Fact from fiction, truth from diction. First thing is to get pride out of the way. It seem slightly more about your pride, ”not being a charity case” then what she is doing. She might in many instances actually believe she is extending the life of a product or meal. You said she had 500k +/- in the bank; she did not get that being foolish with money unless her family has so much they could burn a dump truck full everyday and not think of it.

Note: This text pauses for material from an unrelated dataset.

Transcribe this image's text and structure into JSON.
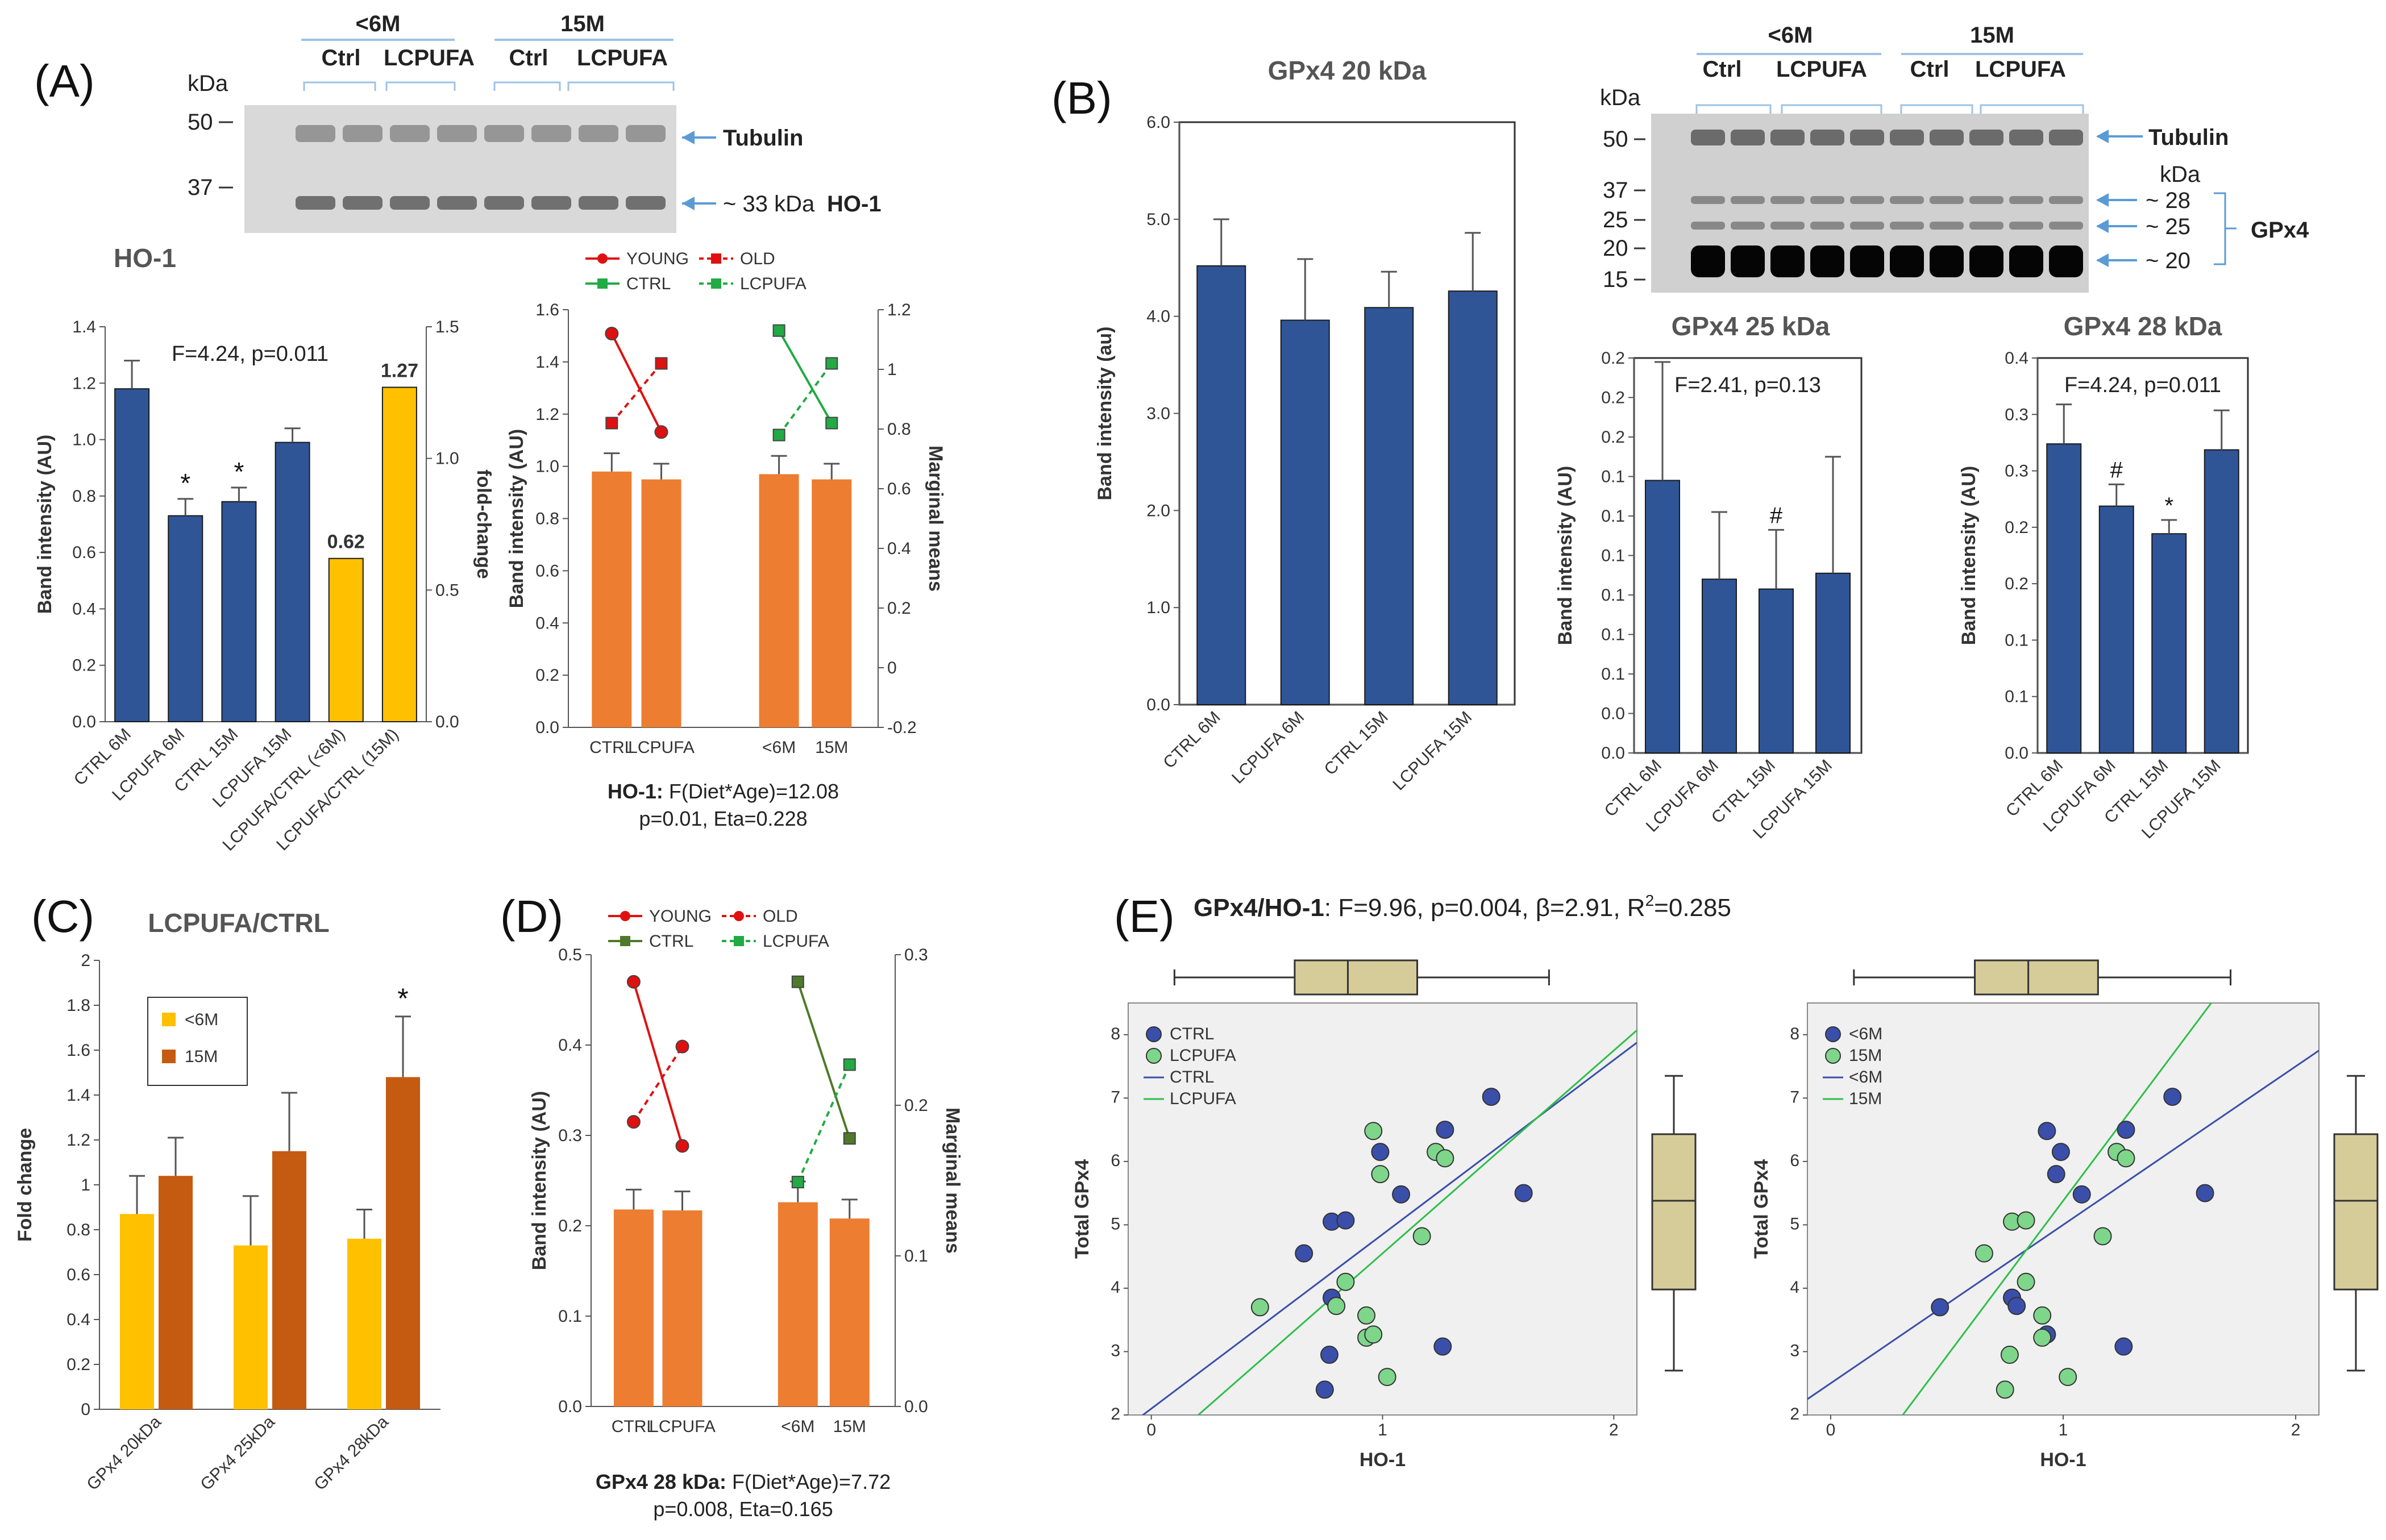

If you don’t want to get stuck with it, find ways she can still use it to help; find her people who really need that help. I am sure there are homeless in your town. If there are it is not too hard to know where they hang out. Tell her she can take that ham carcass and make same an noodle soup and take them down to the down trodden and fed them! Believe me, they are not going to quibble if it is 5 days old; if it is eatable and doesn’t smell rancid or foul, they will be glad to eat what is left over. The items she can store up then one afternoon just place “free stuff” on a sign and most of it will disappear. That ancient micro wave might be too ancient for you, but to someone who has none, it beats a zero. You can suggest she take it to a local hospice; get creative you can give her some targets that really need it other than you, and you do not have to sit around feeling insulted. Just something to think of, I know it would seem annoying because it seem she is giving you 2nd hand stuff, but there is more than one way to Rome; the road she is on my not be the same but she believes she is going to the same place.

Seek's avatar

HOLYCRAP! He broke out “Fact from fiction”. I haven’t heard that in FOREVER!

Coloma's avatar

@Hypocrisy_Central I hear ya, and you have a good point, I guess you can call it “pride”, but I really don’t, I just think it is WEIRD!
Not that the intentions might not be good, but, since I consider us “equals” and it would never occur to me to give someone that has plenty some bizarre stuff like that. If I was going to take a sick friend some extra food it would be some really QUALITY stuff.
The last time my daughter was sick I took her $40 worth of juices and popcicles and fruits and soups and cold medicine, not rotten bananas and canned salmon. lol

Brian1946's avatar

Apparently some people consider a garbage truck to be “meals on wheels”. ;-)

Coloma's avatar

@Brian1946 Haha…it’s just so bizarre what some people consider to be “gifts.”
I mean, I can’t be the only one that thinks it’s just plain, strange.

Shippy's avatar

When life gives you black bananas make banana bread!